Hectic buying across sectors, and large- and small-cap stocks, also helped lift the market. Top gainers comprise Hindalco, Sun Pharma, Reliance Industries, ITC, and Asian Paints, while laggards include Zee Entertainment, Grasim, Nestlé, Bharti Airtel, and Bharti Infratel.

“While the initiatives taken by the government and the Reserve Bank of India will take time to work on the ground and reflect in numbers, the market is focussing on long-term reforms. Improvement in global cues is also aiding sentiments. While the Nifty 50 valuation at 22x FY20 is not cheap, we believe the current momentum can sustain in the near term on the back of liquidity flows and positive sentiment,” said Siddhartha Khemka, head–retail research, Motilal Oswal Financial Services.

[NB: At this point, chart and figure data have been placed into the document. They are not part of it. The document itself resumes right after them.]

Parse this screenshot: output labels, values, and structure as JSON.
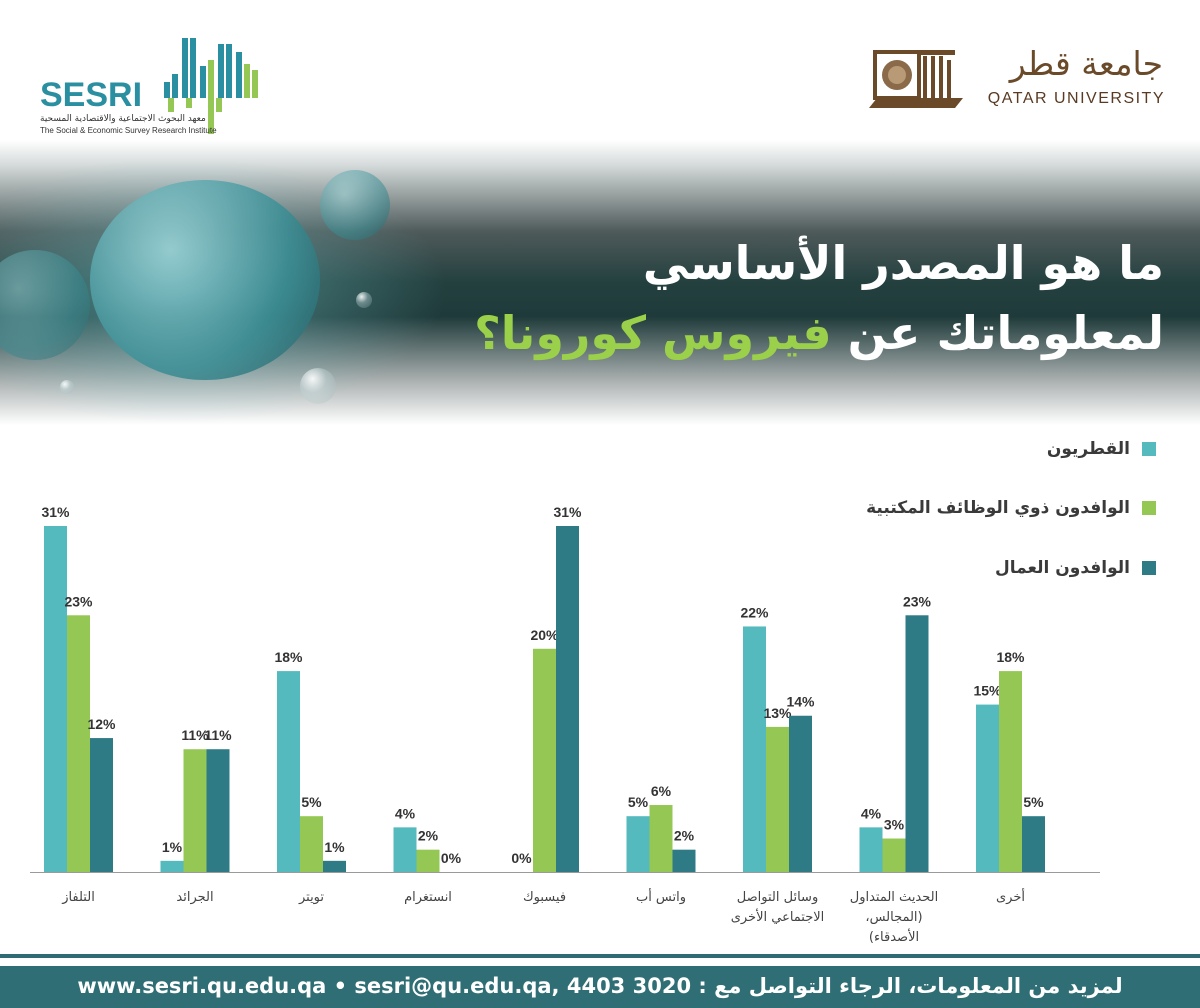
{
  "header": {
    "sesri_name": "SESRI",
    "sesri_subtitle_ar": "معهد البحوث الاجتماعية والاقتصادية المسحية",
    "sesri_subtitle_en": "The Social & Economic Survey Research Institute",
    "university_name_ar": "جامعة قطر",
    "university_name_en": "QATAR UNIVERSITY"
  },
  "banner": {
    "title_line1": "ما هو المصدر الأساسي",
    "title_line2_prefix": "لمعلوماتك عن ",
    "title_line2_highlight": "فيروس كورونا؟"
  },
  "legend": [
    {
      "label": "القطريون",
      "color": "#55babd"
    },
    {
      "label": "الوافدون ذوي الوظائف المكتبية",
      "color": "#95c755"
    },
    {
      "label": "الوافدون العمال",
      "color": "#2e7b86"
    }
  ],
  "chart_data": {
    "type": "bar",
    "categories": [
      [
        "التلفاز"
      ],
      [
        "الجرائد"
      ],
      [
        "تويتر"
      ],
      [
        "انستغرام"
      ],
      [
        "فيسبوك"
      ],
      [
        "واتس أب"
      ],
      [
        "وسائل التواصل",
        "الاجتماعي الأخرى"
      ],
      [
        "الحديث المتداول",
        "(المجالس،",
        "الأصدقاء)"
      ],
      [
        "أخرى"
      ]
    ],
    "series": [
      {
        "name": "القطريون",
        "color": "#55babd",
        "values": [
          31,
          1,
          18,
          4,
          0,
          5,
          22,
          4,
          15
        ]
      },
      {
        "name": "الوافدون ذوي الوظائف المكتبية",
        "color": "#95c755",
        "values": [
          23,
          11,
          5,
          2,
          20,
          6,
          13,
          3,
          18
        ]
      },
      {
        "name": "الوافدون العمال",
        "color": "#2e7b86",
        "values": [
          12,
          11,
          1,
          0,
          31,
          2,
          14,
          23,
          5
        ]
      }
    ],
    "value_suffix": "%",
    "ylim": [
      0,
      31
    ],
    "grid": false,
    "legend_position": "top-right"
  },
  "footer": {
    "contact_prefix": "لمزيد من المعلومات، الرجاء التواصل مع :",
    "phone": "4403 3020",
    "email": "sesri@qu.edu.qa,",
    "website": "www.sesri.qu.edu.qa"
  }
}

However, it is not easy to ignore the headwinds facing the foundering domestic economy. Sanjeev Prasad, managing director and co-head, Kotak Institutional Equities, explains the rich valuation of the Indian market is at odds with the weak state of the economy and so is the large price-value gap for both ‘growth’ and ‘value’ stocks.

Crucial economic indicators point towards a deep slump in India’s economy. In September, domestic core sector output contracted 5.2, the worst show in 14 years. All components—mining, manufacturing, electricity—of industrial production declined as factory output contracted 4.3%, the lowest in seven years. There are reports of an unpublished government survey indicating a steep decline in consumer spending for the first time in over 40 years. Liquidity concerns continue to haunt the NBFC, real estate and auto sectors.

“We see two risks to the market’s rich valuations—(1) convergence between a weak economy and a rich market; the high current valuations of the market would suggest that the Street is factoring in a swift recovery in the economy and (2) convergence between the ‘quality’ and ‘value’ stocks. We can only hope that the convergence is on a favourable basis with (1) revival in the economy and (2) re-rating in multiples of ‘value’ stocks,” notes Prasad.